The Protestant Episcopal Church in the United States consists "of thirty-four confederated dioceses, under the care of bishops, using the same liturgy, and yielding obedience" to the same canon law. [Footnote 48] The organic principle by which this confederation was originated and has been maintained is a written constitution. [Footnote 49] Its organic life is manifested through a general convention, in which the supreme legislative and judicial authority of the whole church resides.

[Footnote 48: Church Almanac for 1867, p. 17.]

[Footnote 49: Law writers define a "constitution" as either a "limitation" or a "grant" of power. Did the general convention of 1789, in adopting the constitution of the Episcopal Church, thereby grant to the church of Christ, or to any part thereof, powers of which it was previously destitute, or limit powers which Christ himself conferred upon it? Or, on the contrary, is not the idea of a "constitution" essentially repugnant to the idea of the Christian church?]

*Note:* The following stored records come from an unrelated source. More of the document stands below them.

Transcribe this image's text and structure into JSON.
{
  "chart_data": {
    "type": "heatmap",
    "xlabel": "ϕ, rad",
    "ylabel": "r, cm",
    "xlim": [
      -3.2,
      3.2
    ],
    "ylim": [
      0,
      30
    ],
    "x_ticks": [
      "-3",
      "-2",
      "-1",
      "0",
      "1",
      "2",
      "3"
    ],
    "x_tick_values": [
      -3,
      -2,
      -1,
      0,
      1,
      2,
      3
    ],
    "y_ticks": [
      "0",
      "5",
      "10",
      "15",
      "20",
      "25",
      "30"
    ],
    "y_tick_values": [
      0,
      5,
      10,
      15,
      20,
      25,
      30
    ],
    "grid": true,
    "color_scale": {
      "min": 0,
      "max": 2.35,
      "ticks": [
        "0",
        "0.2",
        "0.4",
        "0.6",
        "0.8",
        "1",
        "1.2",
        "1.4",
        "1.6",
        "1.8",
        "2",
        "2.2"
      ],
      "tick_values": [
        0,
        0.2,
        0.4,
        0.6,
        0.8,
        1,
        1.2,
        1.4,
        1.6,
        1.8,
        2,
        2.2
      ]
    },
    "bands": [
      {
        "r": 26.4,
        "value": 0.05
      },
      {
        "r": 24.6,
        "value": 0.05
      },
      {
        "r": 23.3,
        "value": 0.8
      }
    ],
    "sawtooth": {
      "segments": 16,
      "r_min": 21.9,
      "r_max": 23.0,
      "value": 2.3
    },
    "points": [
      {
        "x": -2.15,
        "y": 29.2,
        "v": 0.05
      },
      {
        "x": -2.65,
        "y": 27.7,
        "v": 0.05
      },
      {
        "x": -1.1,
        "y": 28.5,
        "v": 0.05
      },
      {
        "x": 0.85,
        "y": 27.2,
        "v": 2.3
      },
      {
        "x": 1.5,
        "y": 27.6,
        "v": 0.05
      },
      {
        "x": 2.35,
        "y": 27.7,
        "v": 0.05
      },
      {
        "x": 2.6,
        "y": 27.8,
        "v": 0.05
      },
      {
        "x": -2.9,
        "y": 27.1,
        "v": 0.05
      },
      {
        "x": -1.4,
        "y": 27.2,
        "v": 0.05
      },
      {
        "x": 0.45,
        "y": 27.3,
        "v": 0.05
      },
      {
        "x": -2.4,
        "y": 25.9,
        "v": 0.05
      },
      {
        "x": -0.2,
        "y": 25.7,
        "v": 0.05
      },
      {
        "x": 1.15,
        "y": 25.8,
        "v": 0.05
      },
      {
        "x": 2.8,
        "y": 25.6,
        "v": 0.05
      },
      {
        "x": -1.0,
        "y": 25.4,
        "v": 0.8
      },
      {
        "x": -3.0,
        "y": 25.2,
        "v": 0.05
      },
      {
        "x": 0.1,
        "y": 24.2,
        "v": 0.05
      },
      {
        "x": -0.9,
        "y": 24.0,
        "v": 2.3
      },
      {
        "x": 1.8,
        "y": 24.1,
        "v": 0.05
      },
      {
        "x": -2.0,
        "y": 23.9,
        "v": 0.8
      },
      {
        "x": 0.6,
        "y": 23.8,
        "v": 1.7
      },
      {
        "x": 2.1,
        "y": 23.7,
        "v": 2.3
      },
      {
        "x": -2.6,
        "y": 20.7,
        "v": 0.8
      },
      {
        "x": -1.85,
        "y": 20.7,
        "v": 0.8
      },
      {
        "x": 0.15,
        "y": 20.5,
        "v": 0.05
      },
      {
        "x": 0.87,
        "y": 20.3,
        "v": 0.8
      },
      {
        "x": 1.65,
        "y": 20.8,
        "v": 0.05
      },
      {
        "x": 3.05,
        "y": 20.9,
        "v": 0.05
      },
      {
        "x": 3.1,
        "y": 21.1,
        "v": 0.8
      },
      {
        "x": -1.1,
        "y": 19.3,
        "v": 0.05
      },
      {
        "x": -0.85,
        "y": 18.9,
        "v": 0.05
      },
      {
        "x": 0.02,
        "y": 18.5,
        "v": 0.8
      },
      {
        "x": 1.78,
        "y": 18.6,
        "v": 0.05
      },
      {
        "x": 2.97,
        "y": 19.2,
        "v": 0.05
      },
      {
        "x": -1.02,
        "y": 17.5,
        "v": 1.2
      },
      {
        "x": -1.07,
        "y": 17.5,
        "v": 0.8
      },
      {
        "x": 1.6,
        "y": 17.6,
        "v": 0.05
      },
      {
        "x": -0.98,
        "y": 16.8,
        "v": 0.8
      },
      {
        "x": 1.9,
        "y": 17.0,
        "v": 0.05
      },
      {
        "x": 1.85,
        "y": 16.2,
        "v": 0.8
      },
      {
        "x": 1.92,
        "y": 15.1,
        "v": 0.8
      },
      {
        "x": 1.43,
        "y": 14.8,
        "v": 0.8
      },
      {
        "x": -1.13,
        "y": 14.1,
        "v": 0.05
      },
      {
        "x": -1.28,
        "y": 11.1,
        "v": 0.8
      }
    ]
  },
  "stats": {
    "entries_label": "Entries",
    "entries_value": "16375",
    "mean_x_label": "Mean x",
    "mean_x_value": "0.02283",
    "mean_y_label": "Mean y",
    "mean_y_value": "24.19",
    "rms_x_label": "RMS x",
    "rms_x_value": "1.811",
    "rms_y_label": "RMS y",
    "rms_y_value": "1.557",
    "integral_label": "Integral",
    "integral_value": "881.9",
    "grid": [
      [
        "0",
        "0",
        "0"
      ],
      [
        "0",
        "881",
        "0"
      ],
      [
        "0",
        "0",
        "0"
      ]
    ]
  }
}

Each of these several dioceses consists of various parishes, united under one bishop, and yielding obedience to the same local law. The organic principle of the diocese is a written constitution; and its organic life is manifested in a diocesan convention, in which the supreme legislative and judicial authority of the diocese resides.

Each of the several parishes which compose a diocese consists of a greater or less number of lay-people, united under one pastor and occupying certain fixed and well-known territorial limits. Its organic principle is usually a written constitution; and its organic life is manifested through a body of vestrymen, to whom the management of its parochial affairs is entrusted.

With the exception that the church possesses no chief executive, corresponding to the President of the United States, her organic system is almost identical with the political order of the government under which she lives.

The general convention of the church is composed of two houses, a house of bishops and a house of clerical and lay deputies. The house of bishops consists of all the bishops of the various dioceses, as members ex officio. The house of deputies consists of four delegates—two clerical and two lay—from each diocese, appointed in diocesan convention. A concurrence of both orders in the lower house, and of both houses, is necessary to a vote of the convention. [Footnote 50]

[Footnote 50: See Constitution, appendix to Journal of 1865, arts. 2 and 3.]

The convention of each diocese is composed of the clergy, canonically resident within its limits, and of a certain number of lay-deputies, appointed by the various congregations of which the diocese consists.